The post you cited is "antibodies", not "testing positive". A large number of people with antibodies is good for the future, not bad, right? All else equal, we'd rather discover that everyone has already been exposed versus learning that only 5% of the population has been exposed.

Till 2020-04-20 18:20

[QUOTE=VBCurtis;543274]The post you cited is "antibodies", not "testing positive". A large number of people with antibodies is good for the future, not bad, right? All else equal, we'd rather discover that everyone has already been exposed versus learning that only 5% of the population has been exposed.[/QUOTE]
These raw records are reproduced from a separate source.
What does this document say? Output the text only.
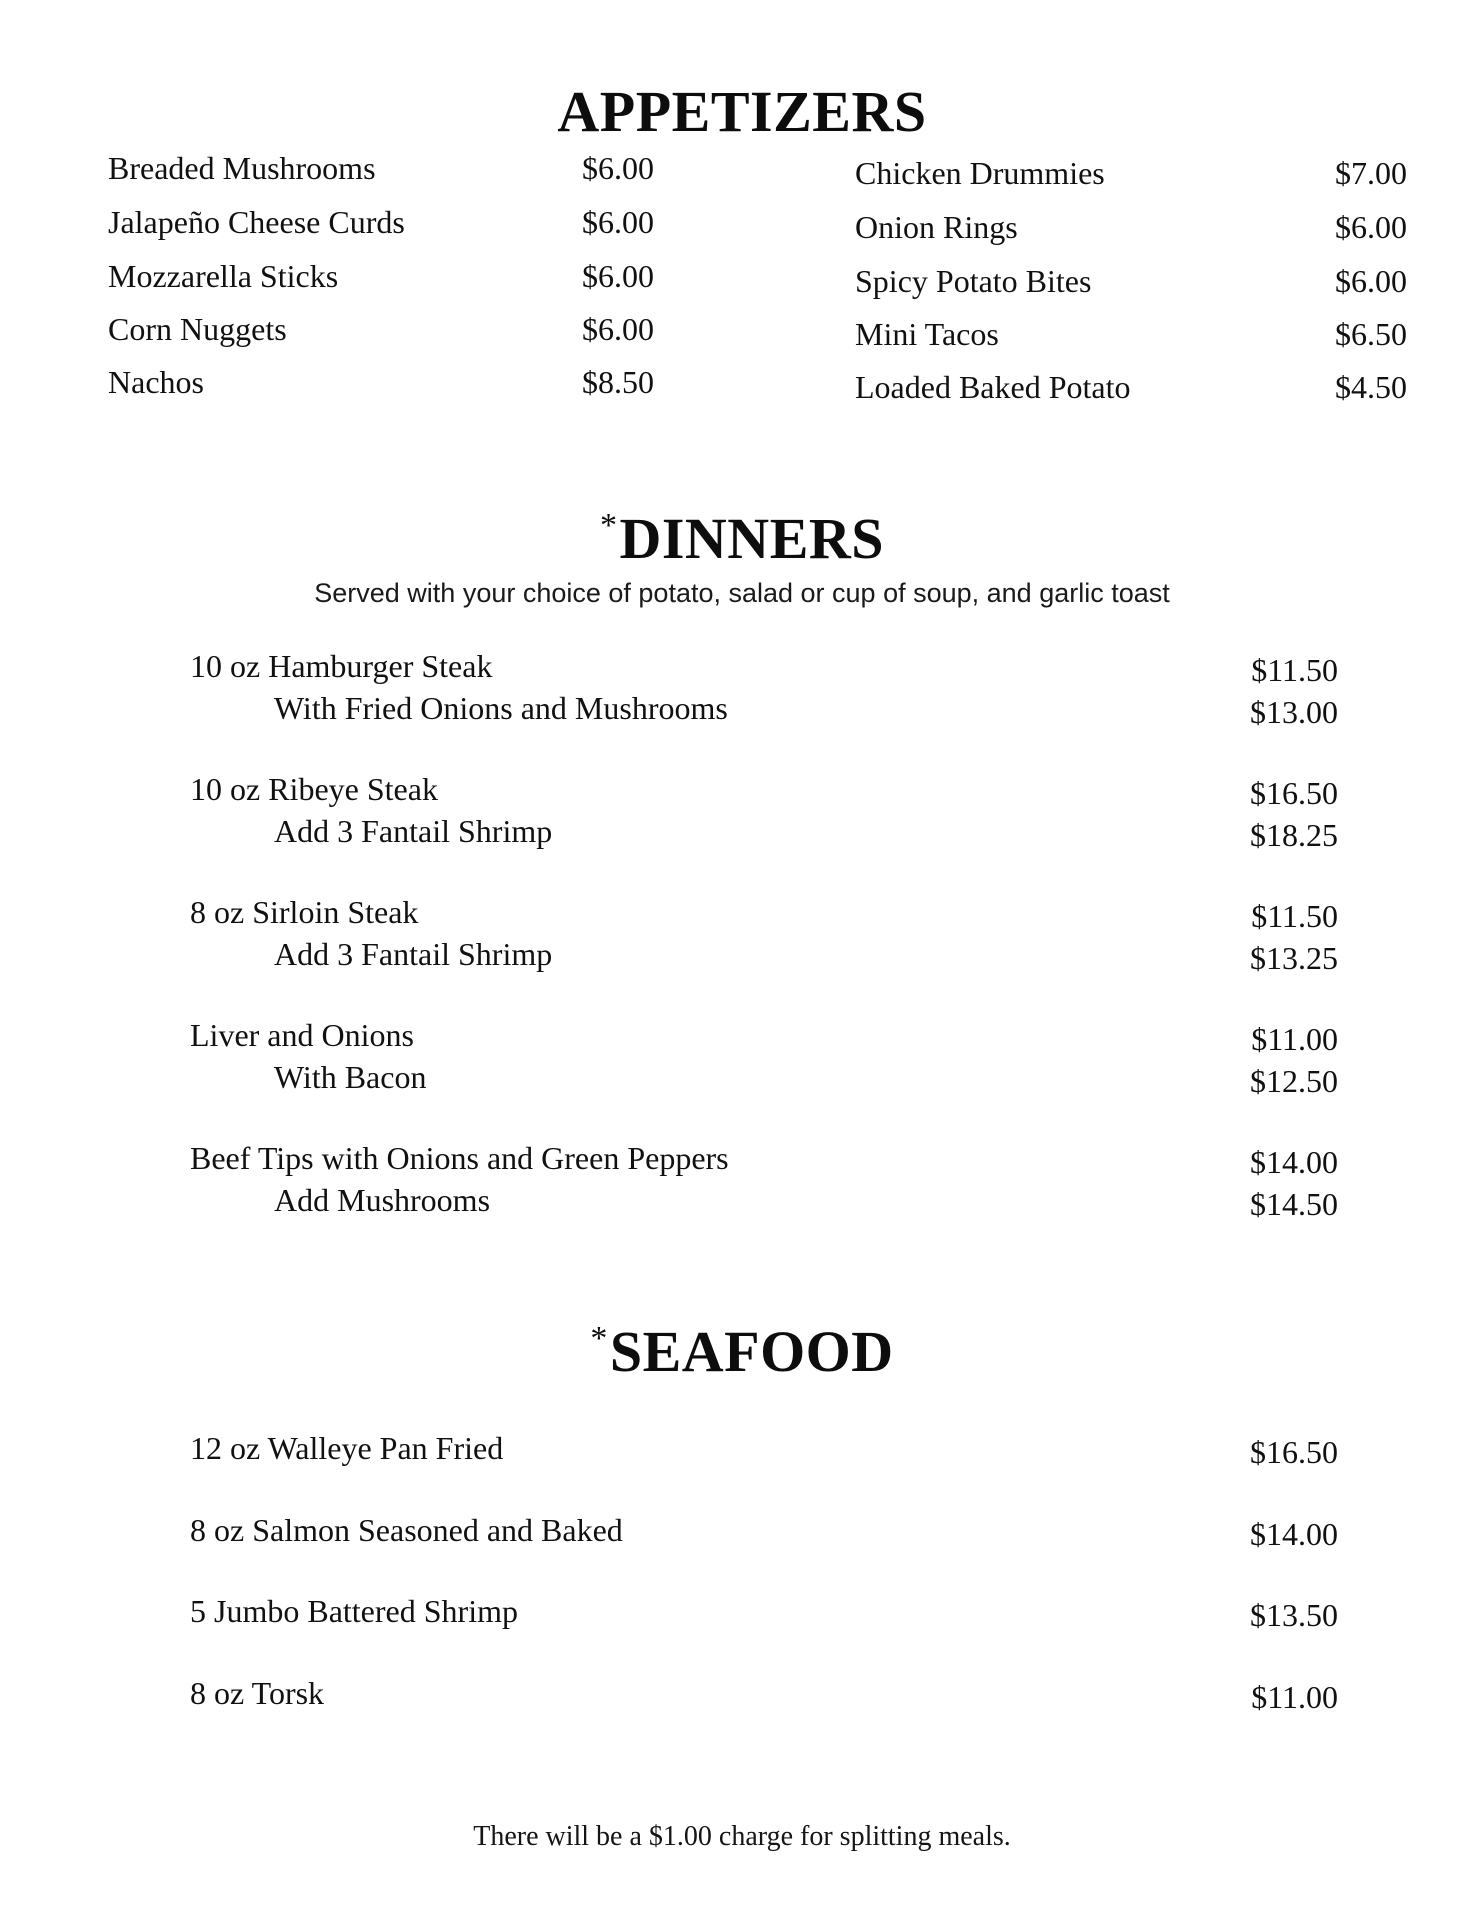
APPETIZERS
Breaded Mushrooms	$6.00
Jalapeño Cheese Curds	$6.00
Mozzarella Sticks	$6.00
Corn Nuggets	$6.00
Nachos	$8.50
Chicken Drummies	$7.00
Onion Rings	$6.00
Spicy Potato Bites	$6.00
Mini Tacos	$6.50
Loaded Baked Potato	$4.50
*DINNERS
Served with your choice of potato, salad or cup of soup, and garlic toast
10 oz Hamburger Steak	$11.50
With Fried Onions and Mushrooms	$13.00
10 oz Ribeye Steak	$16.50
Add 3 Fantail Shrimp	$18.25
8 oz Sirloin Steak	$11.50
Add 3 Fantail Shrimp	$13.25
Liver and Onions	$11.00
With Bacon	$12.50
Beef Tips with Onions and Green Peppers	$14.00
Add Mushrooms	$14.50
*SEAFOOD
12 oz Walleye Pan Fried	$16.50
8 oz Salmon Seasoned and Baked	$14.00
5 Jumbo Battered Shrimp	$13.50
8 oz Torsk	$11.00
There will be a $1.00 charge for splitting meals.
VBCurtis, I understood that pretty well.
"testing positive" are the official numbers, and
"antibodies" are supposed to reflect the "true" situation (on a small sample base)


And Kriesel posted that 1/3 of the population of selected regions already had antibodies.
That was such a high number that I was asking for references.

xilman 2020-04-20 18:20

[QUOTE=VBCurtis;543274]The post you cited is "antibodies", not "testing positive". A large number of people with antibodies is good for the future, not bad, right? All else equal, we'd rather discover that everyone has already been exposed versus learning that only 5% of the population has been exposed.[/QUOTE]My point exactly, but much better phrased.